In 1992, Dieudonné and Jeauffre launched the annual Jules Verne Festival in Paris, inaugurated by Jacques-Yves Cousteau. This event, later also based in Los Angeles, is dedicated to exploration, education and conservation. Then they developed a production unit to create new adventure and exploration programs for television. The Jules Verne Festival was held each year in April at the Grand Rex theatre of Paris, Europe's largest movie theatre, where it attracted more than 35,000 visitors and guests.

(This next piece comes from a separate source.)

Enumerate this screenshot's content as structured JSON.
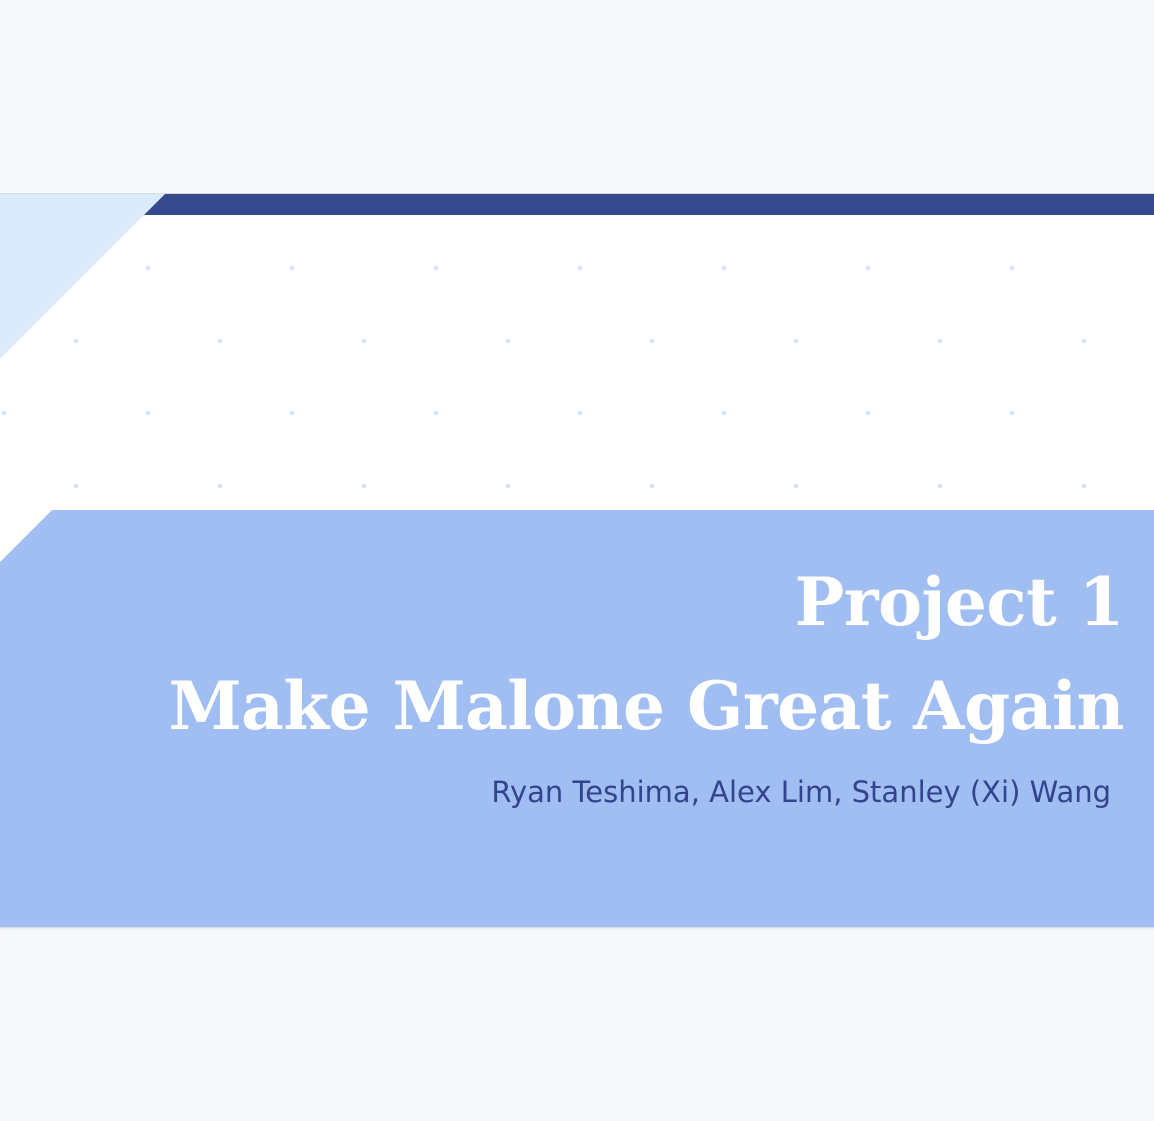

In 2005 Dieudonné and Jean-Christophe Jeauffre founded the American version of the French nonprofit Jules Verne Adventures. It is based in Downtown Los Angeles and maintains an IRS 501(c)3 status. The inaugural American launch of the Los Angeles Jules Verne Festival (October 2006 at the Shrine Auditorium) has celebrated the work of George Lucas, Harrison Ford, Jane Goodall, and James Cameron, and attracted 6,300 attendees.

==Filmmaking==
From 1999 on, Dieudonné co-produced several films for TV via Jules Verne Adventures, including Devil's Islands and Red and White.

A five-month expedition on the Atlantic aboard the tall ship Belem led to his production of several documentaries:
- Whales of Atlantis
- Amazon Trek (2008 Best Feature Documentary Award, White Sands International Film Festival, New Mexico)
- 100 Years Under the Sea
- Five Months on the Sea – the Jules Verne Expedition

Two fully illustrated books were also published after the expedition (Jean-Christophe Jeauffre (2003). "L'expédition Jules Verne à bord du Trois-Mâts Belem" and Jean-Christophe Jeauffre (2002). "Esquisses d'un voyage Amazonie-Martinique-Açores").

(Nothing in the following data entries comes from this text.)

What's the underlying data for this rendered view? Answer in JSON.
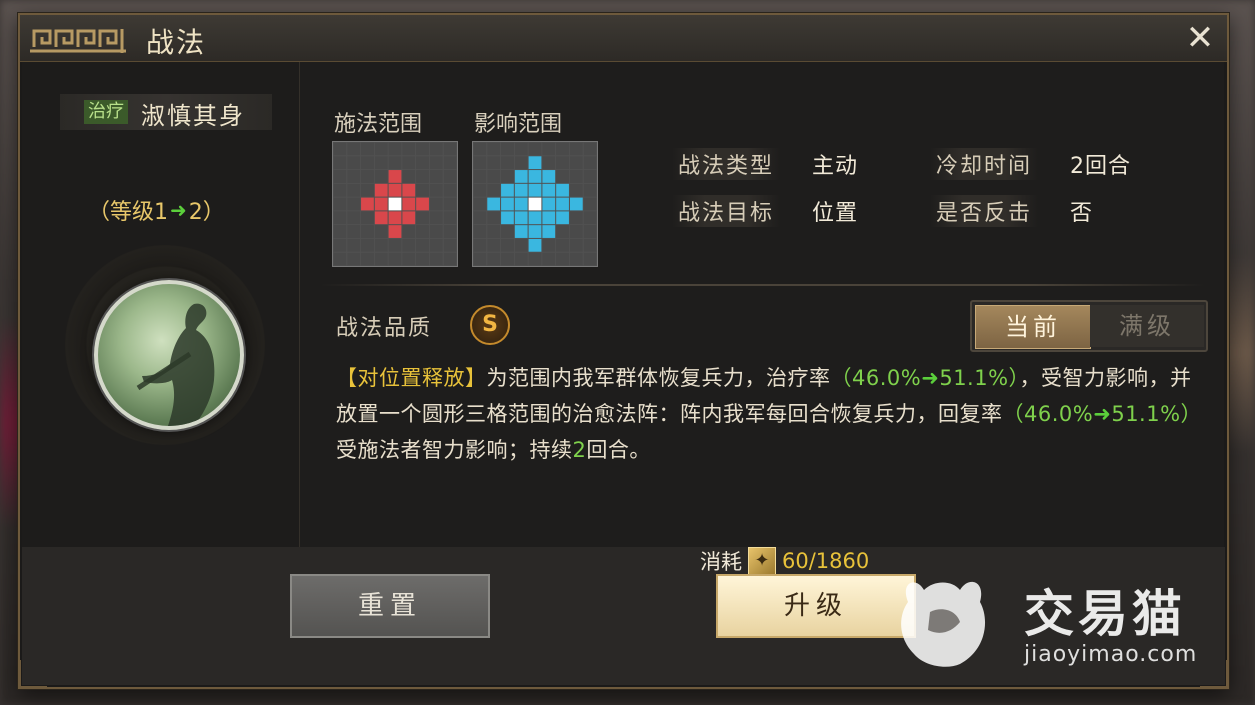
{
  "window": {
    "title": "战法",
    "close_icon": "close-icon"
  },
  "skill": {
    "tag": "治疗",
    "name": "淑慎其身",
    "level_prefix": "（等级1",
    "level_arrow": "➜",
    "level_suffix": "2）"
  },
  "ranges": {
    "cast_label": "施法范围",
    "effect_label": "影响范围",
    "cast_color": "#d9474b",
    "effect_color": "#3ab7e0"
  },
  "attributes": {
    "type_label": "战法类型",
    "type_value": "主动",
    "cooldown_label": "冷却时间",
    "cooldown_value": "2回合",
    "target_label": "战法目标",
    "target_value": "位置",
    "counter_label": "是否反击",
    "counter_value": "否"
  },
  "quality": {
    "label": "战法品质",
    "grade": "S"
  },
  "toggle": {
    "current": "当前",
    "max": "满级"
  },
  "description": {
    "part1": "【对位置释放】",
    "part2": "为范围内我军群体恢复兵力，治疗率",
    "rate1_from": "（46.0%",
    "arrow": "➜",
    "rate1_to": "51.1%）",
    "part3": "，受智力影响，并放置一个圆形三格范围的治愈法阵：阵内我军每回合恢复兵力，回复率",
    "rate2_from": "（46.0%",
    "rate2_to": "51.1%）",
    "part4": "受施法者智力影响；持续",
    "duration": "2",
    "part5": "回合。"
  },
  "footer": {
    "reset_label": "重置",
    "upgrade_label": "升级",
    "cost_label": "消耗",
    "cost_value": "60/1860"
  },
  "watermark": {
    "name": "交易猫",
    "url": "jiaoyimao.com"
  }
}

In 2006, Dieudonné wrote, directed and co-produced theJules Verne Adventures]TV documentary Explorers: From the Titanic to the Moon, starring producer/director James Cameron and veteran Apollo 11 astronaut Buzz Aldrin.

All of the aforementioned films are now being distributed in the US on DVD and Blu-ray with narrations by Sir Christopher Lee and Ernest Borgnine.

The latest expedition he produced for the Mars Institute and NASA is the Northwest Passage Drive (2009–2010): the first motorized crossing of the Arctic Sea. As an executive producer and a consultant, Dieudonné is currently developing both a feature documentary called Passage to Mars and a Science Fiction feature film to be produced in Hollywood.

==Recognition==
In 2014, Dieudonné was elected a Fellow of the Explorers Club, based in New York City.